Value-driven healthcare
Self-insured employers are looking for diverse provider networks and evolving medical management services that cut healthcare costs — not employee coverage. With advanced technology that enables earlier identification of potential health risks to avoid costly, chronic and debilitating illness, physician micro-networks can do just that.
Progressive methodologies give employers greater control over their healthcare spend, better value for every dollar spent and a superior level of patient care. The micro-network strategy also allows for complete integration of patient care across the continuum, helping physicians to make more informed decisions and be better able to meet patient needs.

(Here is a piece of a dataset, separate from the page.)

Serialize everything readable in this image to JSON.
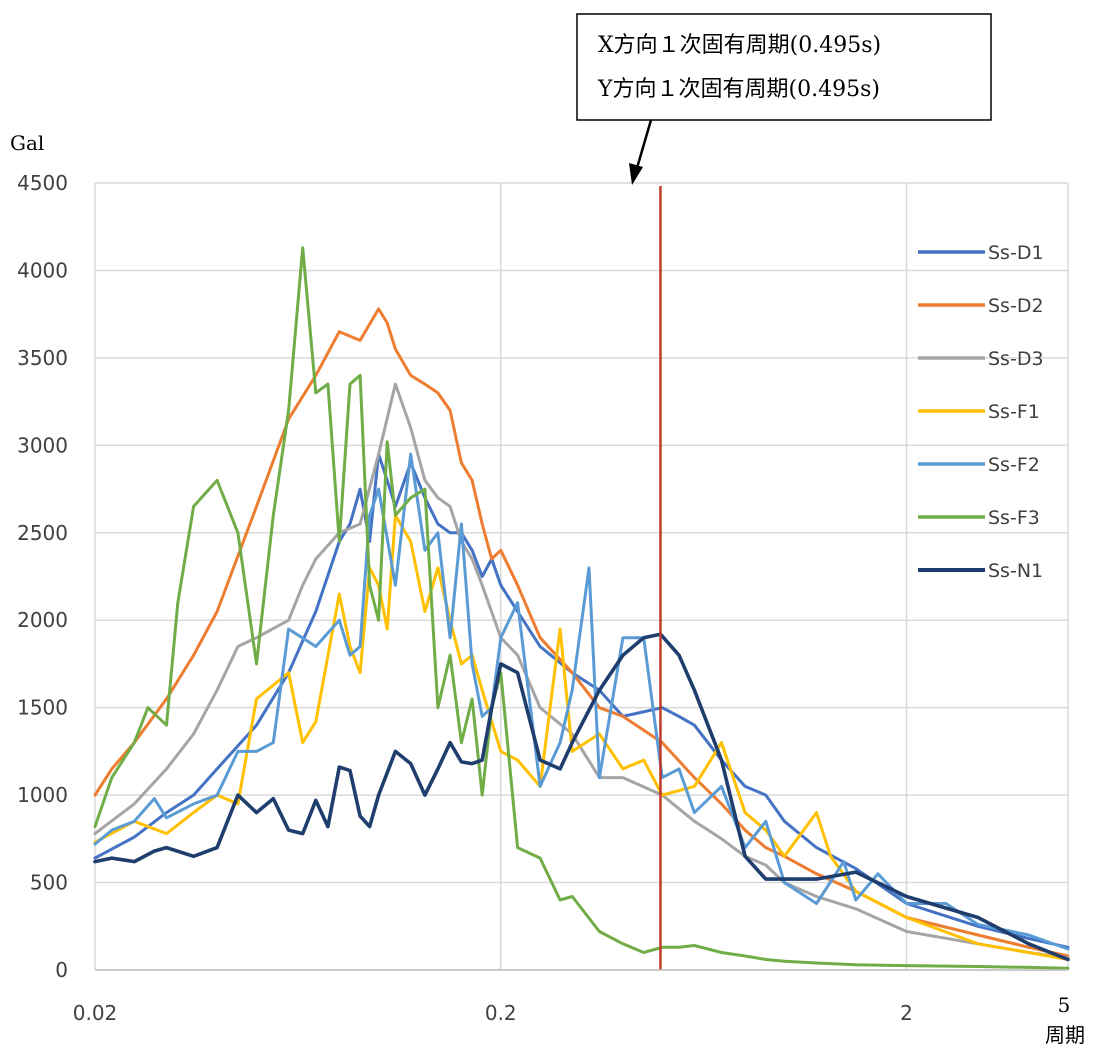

In 2014, expect to see more self-insured employers partnering with health plan services companies and provider groups to save money — without restricting their employee's healthcare — and improve cost efficiency. As the micro-network strategy gains popularity, more mid-tier self-insured employers will no doubt take the opportunity to offer quality, comprehensive benefits. Likewise, more hospitals and physician groups will expand their reach; more employers will be empowered to design, sponsor and control benefits; and more plan members will gain access to the value-driven healthcare they expect from reform.
Joseph Berardo, Jr., is the chief executive offer and president of MagnaCare, a health care services company administering self-insured health plans.